En adoptant cette position, la doctrine administrative va ainsi au-delà du texte européen instituant la PME communautaire en créant plusieurs situations distinctes non initialement prévues. De plus, elle se base sur des dispositions très précises qui n’ont pas vocation à endosser une portée générale. Cette position était d’ailleurs reprise au sein du Guide de la PME communautaire.

 

Toutefois, le 3 décembre 2020, la Cour administrative d’appel de Nancy, n°19NC02371-19NC02372-19NC02373, a estimé que la décision Euratom, invoquée par l’administration fiscale, ne s’impose qu’à ses destinataires. En effet, cette décision « n’a pas été reprise par la Commission européenne dans le cadre de l’annexe I au règlement (UE) n° 651/2014 de la Commission du 17 juin 2014 et se trouve ainsi dépourvue de valeur règlementaire« . La Cour rappelle également que le guide de la PME communautaire, qui reprend les termes de la décision Euratom, édité par la Commission en 2015, est dépourvu de caractère règlementaire. En conséquence, selon la Cour, il convient de se référer à l’article 4 de l’annexe 1 au règlement n°651/2014 de la Commission du 17 juin 2014 qui précise que « le dépassement des seuils d’effectif et financier n’a pour effet de faire perdre ou acquérir la qualité de PME que si ce dépassement se produit pour deux exercices consécutifs« .

 

La doctrine administrative de mars 2019 a engendré ainsi une multitude de recours relatifs à sa contradiction avec le règlement européen instituant la qualification de PME communautaire. Devant cette problématique, l’administration fiscale a finalement décidé de revenir sur le contenu de sa propre doctrine.

 

Ainsi, en date du 13 juillet 2021, la doctrine administrative a été modifiée. Toute référence au rescrit du 6 mars 2021 (BOI-RES-000034) est supprimée. La doctrine, opposable à l’administration fiscale en application de l’article L80A du Livre des procédures fiscales, précise dorénavant que « lorsqu’une entreprise, à la date de clôture du bilan, dépasse le seuil de l’effectif ou les seuils financiers énoncés aux II-A-1-a et b § 80 à 130, cette circonstance ne lui fait perdre la qualité de PME que si elle se produit au titre de deux exercices consécutifs.

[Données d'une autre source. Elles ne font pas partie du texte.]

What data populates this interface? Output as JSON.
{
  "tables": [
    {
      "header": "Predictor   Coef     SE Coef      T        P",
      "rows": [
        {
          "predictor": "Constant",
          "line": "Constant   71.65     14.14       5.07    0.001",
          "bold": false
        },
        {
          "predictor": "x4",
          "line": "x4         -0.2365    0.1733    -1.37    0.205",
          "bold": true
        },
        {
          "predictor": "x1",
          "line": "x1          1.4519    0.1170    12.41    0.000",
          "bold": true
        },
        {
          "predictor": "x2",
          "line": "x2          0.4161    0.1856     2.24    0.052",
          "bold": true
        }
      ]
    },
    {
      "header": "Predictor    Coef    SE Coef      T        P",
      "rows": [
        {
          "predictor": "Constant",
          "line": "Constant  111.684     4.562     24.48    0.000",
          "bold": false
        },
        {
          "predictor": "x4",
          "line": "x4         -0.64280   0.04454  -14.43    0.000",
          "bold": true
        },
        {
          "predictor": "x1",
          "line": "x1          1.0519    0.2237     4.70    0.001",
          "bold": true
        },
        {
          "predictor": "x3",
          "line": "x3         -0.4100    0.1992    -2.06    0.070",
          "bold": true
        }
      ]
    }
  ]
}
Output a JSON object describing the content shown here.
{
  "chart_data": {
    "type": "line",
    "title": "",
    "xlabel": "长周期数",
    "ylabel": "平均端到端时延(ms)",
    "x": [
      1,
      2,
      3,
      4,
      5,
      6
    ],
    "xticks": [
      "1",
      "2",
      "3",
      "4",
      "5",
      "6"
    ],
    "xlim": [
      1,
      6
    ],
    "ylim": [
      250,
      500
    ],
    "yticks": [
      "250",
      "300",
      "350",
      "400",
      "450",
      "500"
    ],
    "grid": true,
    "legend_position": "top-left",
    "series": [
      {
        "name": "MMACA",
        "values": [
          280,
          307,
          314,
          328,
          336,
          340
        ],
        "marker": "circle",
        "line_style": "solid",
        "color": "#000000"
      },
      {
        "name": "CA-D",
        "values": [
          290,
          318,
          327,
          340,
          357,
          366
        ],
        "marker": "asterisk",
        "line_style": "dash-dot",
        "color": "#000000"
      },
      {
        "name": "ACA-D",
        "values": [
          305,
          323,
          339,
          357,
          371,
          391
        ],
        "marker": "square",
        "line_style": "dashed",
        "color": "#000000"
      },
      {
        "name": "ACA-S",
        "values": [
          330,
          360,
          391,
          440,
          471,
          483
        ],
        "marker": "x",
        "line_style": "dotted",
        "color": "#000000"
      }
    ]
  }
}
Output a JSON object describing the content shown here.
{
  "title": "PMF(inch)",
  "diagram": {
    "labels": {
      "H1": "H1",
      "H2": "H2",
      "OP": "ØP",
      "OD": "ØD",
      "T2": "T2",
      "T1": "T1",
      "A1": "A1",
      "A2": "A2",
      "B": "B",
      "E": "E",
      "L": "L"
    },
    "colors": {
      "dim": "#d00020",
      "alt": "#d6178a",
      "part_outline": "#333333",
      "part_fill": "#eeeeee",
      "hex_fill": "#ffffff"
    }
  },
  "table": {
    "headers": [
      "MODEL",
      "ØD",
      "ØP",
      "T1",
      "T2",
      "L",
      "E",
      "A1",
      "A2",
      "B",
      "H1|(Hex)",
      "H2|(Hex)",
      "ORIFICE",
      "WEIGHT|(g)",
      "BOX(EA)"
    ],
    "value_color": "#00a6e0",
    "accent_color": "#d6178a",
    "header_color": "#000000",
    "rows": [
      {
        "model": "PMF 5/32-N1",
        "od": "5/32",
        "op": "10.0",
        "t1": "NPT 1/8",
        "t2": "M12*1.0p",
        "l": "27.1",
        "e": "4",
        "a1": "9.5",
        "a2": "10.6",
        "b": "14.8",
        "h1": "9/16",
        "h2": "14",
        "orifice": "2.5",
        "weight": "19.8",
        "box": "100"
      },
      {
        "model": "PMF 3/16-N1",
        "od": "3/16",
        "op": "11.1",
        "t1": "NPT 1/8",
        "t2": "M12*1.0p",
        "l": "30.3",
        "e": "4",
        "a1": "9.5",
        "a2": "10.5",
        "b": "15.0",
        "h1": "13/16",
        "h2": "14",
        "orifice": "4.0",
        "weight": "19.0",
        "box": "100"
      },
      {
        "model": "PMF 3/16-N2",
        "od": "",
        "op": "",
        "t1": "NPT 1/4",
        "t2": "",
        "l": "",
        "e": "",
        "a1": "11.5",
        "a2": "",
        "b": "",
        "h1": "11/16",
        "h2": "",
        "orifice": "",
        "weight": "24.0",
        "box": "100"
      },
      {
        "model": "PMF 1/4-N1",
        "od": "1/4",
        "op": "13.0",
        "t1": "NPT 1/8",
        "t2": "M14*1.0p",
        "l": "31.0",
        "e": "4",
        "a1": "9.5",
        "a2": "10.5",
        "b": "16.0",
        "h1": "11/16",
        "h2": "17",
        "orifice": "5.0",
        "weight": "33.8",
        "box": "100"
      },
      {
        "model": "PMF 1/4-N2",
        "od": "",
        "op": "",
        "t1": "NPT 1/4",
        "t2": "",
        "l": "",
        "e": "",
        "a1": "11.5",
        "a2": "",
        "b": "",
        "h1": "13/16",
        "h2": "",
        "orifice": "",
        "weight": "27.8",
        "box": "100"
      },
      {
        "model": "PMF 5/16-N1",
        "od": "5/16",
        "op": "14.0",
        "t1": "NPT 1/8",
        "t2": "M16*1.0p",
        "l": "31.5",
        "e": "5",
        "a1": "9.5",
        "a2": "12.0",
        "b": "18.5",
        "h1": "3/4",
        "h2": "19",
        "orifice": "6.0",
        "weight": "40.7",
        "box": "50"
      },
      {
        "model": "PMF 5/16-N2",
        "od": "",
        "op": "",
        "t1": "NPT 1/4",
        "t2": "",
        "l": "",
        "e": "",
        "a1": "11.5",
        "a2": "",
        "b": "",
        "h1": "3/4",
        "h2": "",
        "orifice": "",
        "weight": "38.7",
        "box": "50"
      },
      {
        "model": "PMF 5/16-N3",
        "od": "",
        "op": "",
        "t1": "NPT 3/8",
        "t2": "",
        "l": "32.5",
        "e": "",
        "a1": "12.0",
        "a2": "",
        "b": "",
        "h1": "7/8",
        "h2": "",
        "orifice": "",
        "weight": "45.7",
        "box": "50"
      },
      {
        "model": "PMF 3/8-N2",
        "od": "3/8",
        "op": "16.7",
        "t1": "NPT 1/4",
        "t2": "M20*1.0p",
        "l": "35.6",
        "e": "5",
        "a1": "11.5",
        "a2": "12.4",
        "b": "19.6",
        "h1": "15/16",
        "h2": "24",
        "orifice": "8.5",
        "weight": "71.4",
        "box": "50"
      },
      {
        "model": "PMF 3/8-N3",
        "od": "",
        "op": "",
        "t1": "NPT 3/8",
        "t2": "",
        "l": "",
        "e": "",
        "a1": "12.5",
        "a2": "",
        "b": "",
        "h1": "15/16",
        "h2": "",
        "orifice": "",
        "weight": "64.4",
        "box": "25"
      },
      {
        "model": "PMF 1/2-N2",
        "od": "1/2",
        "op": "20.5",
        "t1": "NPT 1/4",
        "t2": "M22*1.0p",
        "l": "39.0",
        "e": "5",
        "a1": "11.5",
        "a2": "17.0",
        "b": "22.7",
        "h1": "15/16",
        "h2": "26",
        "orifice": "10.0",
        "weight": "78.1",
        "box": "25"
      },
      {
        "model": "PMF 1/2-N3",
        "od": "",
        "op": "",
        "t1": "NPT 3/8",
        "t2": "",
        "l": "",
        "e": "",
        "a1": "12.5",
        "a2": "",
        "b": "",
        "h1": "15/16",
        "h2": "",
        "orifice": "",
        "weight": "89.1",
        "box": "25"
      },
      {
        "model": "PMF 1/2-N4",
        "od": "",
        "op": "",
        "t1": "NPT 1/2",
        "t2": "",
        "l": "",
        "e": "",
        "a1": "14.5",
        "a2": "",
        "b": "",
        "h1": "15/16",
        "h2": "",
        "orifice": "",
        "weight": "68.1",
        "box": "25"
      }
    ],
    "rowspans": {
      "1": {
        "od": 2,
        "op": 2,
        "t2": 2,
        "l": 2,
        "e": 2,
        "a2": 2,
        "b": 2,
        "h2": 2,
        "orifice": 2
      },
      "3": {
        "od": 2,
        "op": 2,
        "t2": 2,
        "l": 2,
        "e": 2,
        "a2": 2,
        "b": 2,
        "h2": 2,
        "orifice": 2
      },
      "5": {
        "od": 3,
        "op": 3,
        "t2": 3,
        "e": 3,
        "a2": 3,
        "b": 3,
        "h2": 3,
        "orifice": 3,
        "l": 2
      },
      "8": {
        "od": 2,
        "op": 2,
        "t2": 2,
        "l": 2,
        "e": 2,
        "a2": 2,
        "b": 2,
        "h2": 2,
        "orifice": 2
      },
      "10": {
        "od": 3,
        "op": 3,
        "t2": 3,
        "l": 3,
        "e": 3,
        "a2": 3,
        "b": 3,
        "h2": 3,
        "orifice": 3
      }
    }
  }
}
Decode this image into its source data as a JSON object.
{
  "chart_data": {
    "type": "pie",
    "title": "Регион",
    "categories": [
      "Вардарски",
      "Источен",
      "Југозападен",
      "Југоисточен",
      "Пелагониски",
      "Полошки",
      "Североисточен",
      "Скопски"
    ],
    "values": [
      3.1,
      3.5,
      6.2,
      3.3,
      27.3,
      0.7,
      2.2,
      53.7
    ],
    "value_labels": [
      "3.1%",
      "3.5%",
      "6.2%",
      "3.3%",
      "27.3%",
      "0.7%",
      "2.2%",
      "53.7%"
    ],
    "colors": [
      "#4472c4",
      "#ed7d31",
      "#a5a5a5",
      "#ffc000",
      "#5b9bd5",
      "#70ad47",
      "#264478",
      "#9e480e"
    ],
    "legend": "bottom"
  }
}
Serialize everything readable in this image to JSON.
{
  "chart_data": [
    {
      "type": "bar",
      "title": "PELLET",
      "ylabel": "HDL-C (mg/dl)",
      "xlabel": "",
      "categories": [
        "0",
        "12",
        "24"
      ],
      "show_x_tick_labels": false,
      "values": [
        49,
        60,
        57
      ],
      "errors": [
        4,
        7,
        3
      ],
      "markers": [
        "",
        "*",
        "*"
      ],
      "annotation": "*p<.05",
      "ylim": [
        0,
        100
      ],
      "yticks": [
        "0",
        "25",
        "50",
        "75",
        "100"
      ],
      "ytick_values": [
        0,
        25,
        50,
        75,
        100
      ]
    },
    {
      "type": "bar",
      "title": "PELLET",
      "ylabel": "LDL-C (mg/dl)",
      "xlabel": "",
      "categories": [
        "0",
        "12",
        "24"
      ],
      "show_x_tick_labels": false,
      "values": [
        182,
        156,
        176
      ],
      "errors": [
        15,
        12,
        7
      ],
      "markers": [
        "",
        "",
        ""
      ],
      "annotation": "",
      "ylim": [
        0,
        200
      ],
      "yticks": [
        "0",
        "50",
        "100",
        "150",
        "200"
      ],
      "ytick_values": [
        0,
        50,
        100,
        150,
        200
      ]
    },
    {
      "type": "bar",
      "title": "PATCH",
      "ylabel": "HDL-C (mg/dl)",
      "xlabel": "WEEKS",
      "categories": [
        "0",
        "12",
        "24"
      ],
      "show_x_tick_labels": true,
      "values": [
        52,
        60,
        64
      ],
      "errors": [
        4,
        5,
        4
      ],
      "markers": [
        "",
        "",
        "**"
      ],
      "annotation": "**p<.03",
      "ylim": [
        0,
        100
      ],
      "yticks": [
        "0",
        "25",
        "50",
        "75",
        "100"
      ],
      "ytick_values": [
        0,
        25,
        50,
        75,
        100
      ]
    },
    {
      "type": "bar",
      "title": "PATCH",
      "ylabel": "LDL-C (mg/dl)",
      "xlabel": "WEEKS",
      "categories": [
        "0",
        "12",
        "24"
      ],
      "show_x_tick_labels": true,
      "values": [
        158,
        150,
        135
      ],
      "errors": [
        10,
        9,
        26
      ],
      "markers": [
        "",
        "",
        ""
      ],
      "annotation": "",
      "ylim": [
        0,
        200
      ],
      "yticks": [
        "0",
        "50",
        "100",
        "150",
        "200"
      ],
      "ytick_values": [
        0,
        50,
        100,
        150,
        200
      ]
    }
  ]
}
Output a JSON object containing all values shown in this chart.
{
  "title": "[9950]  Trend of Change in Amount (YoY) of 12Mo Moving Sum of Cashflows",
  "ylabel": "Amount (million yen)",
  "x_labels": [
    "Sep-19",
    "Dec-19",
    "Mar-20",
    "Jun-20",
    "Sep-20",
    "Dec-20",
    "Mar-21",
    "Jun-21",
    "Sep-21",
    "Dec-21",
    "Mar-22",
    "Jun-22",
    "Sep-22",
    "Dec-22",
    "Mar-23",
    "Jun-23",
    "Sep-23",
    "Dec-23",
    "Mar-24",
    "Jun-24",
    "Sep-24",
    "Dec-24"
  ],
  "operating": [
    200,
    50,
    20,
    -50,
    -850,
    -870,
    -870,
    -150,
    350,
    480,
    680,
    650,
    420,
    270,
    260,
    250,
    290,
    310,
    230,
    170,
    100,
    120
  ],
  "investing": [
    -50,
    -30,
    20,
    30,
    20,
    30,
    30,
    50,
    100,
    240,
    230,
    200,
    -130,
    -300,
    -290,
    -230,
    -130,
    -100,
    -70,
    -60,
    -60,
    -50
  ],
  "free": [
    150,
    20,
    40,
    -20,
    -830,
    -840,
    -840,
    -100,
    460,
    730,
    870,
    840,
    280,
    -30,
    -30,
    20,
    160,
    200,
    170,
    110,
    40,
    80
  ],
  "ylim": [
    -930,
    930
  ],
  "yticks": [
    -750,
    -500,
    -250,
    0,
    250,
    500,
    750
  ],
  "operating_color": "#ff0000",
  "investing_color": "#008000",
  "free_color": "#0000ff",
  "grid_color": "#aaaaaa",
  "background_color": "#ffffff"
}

De manière symétrique, lorsqu’à la clôture du bilan une entreprise qui n’avait pas jusqu’à présent la qualité de PME, constate qu’elle respecte les critères de seuils, elle n’acquiert la qualité de PME que si le respect de ces seuils se produit au titre de deux exercices consécutifs (règlement (UE) n° 651/2014 de la Commission du 17 juin 2014, ann. I, art. 4, 2). Cette appréciation des seuils sur une période de deux exercices consécutifs s’applique également dans les cas d’entrée ou de sortie d’un groupe » (BOI-BIC-RICI-10-10-50 § 140).

 

Cette modification clôture ainsi une insécurité juridique liée à une différence d’interprétation et de fondement et permet alors une pleine application de l’article 4 de l’annexe 1 au règlement n°651/2014 de la Commission du 17 juin 2014 définissant la PME communautaire.